Treatment with 45 mg/kg OSI-754 twice a day for 30 days decreased levels of α-synuclein protein and decreased the amount of farnesylated UCH-L1 in the cortex of transgenic mice. Total α-synuclein levels were analyzed by a sandwich ELISA assay. Transgenic mice that received OSI-754 at this dose had lower α-synuclein protein levels than vehicle-treated transgenic mice in both cytoplasmic (FIG. 13) and membrane fractions (FIG. 14). The amount of farnesylated UCH-L1 was determined by quantitative Western Blot, then normalized to actin. Treatment with OSI-754 decreased the amount of farnesylated UCH-L1 in transgenic mice (FIG. 15).

Treatment with either 45 mg/kg OSI-754 twice a day or with 9 mg/kg OSI-754 twice a day for 90 days decreased levels of α-synuclein protein in the cortex and hippocampus. Total α-synuclein levels were analyzed by a sandwich ELISA assay. Transgenic mice that received OSI-754 had lower α-synuclein protein levels than vehicle-treated transgenic mice in both cytoplasmic (FIG. 16) and membrane fractions (FIG. 17).

Transgenic α-synuclein mice treated with either 45 mg/kg OSI-754 twice a day or with 9 mg/kg OSI-754 twice a day for 90 days exhibited fewer inclusions than transgenic animals administered vehicle alone. Formation of α-synucleininclusions in the cortex and hippocampus was probed by immunostaining with an antibody for human α-synuclein. Cells positive for human α-synuclein were quantified. In both regions, transgenic mice that received OSI-754 at either dose had fewer α-synuclein-positive cells per mm2 than those treated with vehicle (FIG. 18). Representative images from the cortex and hippocampus are shown in FIG. 19. OSI-754 treatment did not affect neuronal morphology or density in either region as shown by staining for Neuronal Specific Nuclear Protein (NeuN). Representative images from the cortex and hippocampus are shown in FIG. 20.

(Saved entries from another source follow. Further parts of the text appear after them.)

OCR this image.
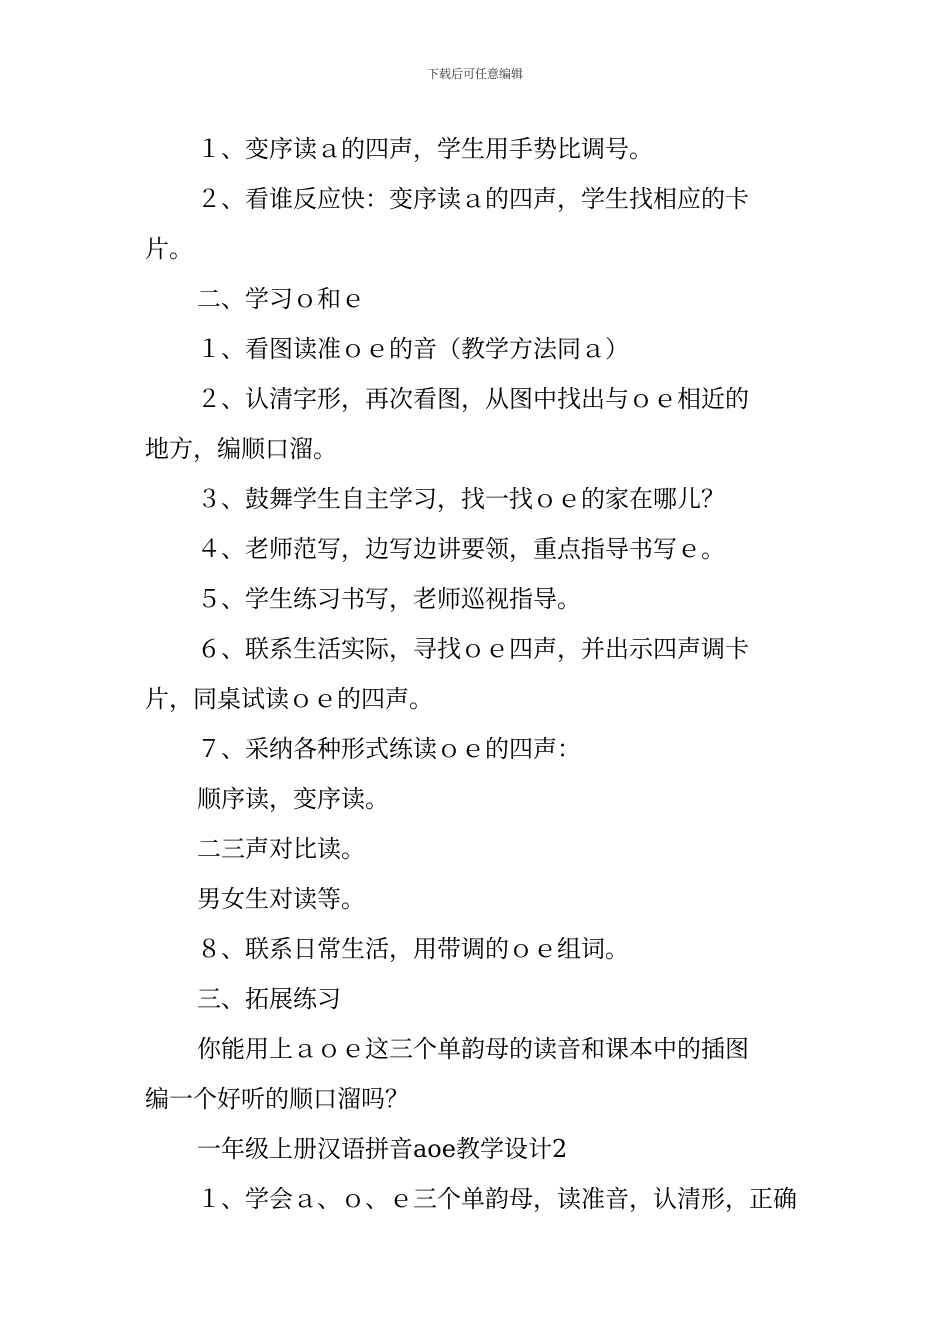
下载后可任意编辑
１、变序读ａ的四声，学生用手势比调号。
２、看谁反应快：变序读ａ的四声，学生找相应的卡
片。
二、学习ｏ和ｅ
１、看图读准ｏｅ的音（教学方法同ａ）
２、认清字形，再次看图，从图中找出与ｏｅ相近的
地方，编顺口溜。
３、鼓舞学生自主学习，找一找ｏｅ的家在哪儿？
４、老师范写，边写边讲要领，重点指导书写ｅ。
５、学生练习书写，老师巡视指导。
６、联系生活实际，寻找ｏｅ四声，并出示四声调卡
片，同桌试读ｏｅ的四声。
７、采纳各种形式练读ｏｅ的四声：
顺序读，变序读。
二三声对比读。
男女生对读等。
８、联系日常生活，用带调的ｏｅ组词。
三、拓展练习
你能用上ａｏｅ这三个单韵母的读音和课本中的插图
编一个好听的顺口溜吗？
一年级上册汉语拼音aoe教学设计2
１、学会ａ、ｏ、ｅ三个单韵母，读准音，认清形，正确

Having now described some illustrative embodiments of the invention, it should be apparent to those skilled in the art that the foregoing is merely illustrative and not limiting, having been presented by way of example only. Numerous modifications and other illustrative embodiments are within the scope of one of ordinary skill in the art and are contemplated as falling within the scope of the invention. In particular, although many of the examples presented herein involve specific combinations of method acts or system elements, it should be understood that those acts and those elements may be combined in other ways to accomplish the same objectives. Acts, elements and features discussed only in connection with one embodiment are not intended to be excluded from a similar role in other embodiments. Further, for the one or more means-plus-function limitations recited in the following claims, the means are not intended to be limited to the means disclosed herein for performing the recited function, but are intended to cover in scope any means, known now or later developed, for performing the recited function. Use of ordinal terms such as “first”, “second”, “third”, etc., in the claims to modify a claim element does not by itself connote any priority, precedence, or order of one claim element over another or the temporal order in which acts of a method are performed, but are used merely as labels to distinguish one claim element having a certain name from another element having a same name (but for use of the ordinal term) to distinguish the claim elements. Similarly, use of a), b), etc., or i), ii), etc. does not by itself connote any priority, precedence, or order of steps in the claims. Similarly, the use of these terms in the specification does not by itself connote any required priority, precedence, or order.

The foregoing written specification is considered to be sufficient to enable one skilled in the art to practice the invention. The present invention is not to be limited in scope by examples provided, since the examples are intended as a single illustration of one aspect of the invention and other functionally equivalent embodiments are within the scope of the invention. Various modifications of the invention in addition to those shown and described herein will become apparent to those skilled in the art from the foregoing description and fall within the scope of the appended claims. The advantages and objects of the invention are not necessarily encompassed by each embodiment of the invention.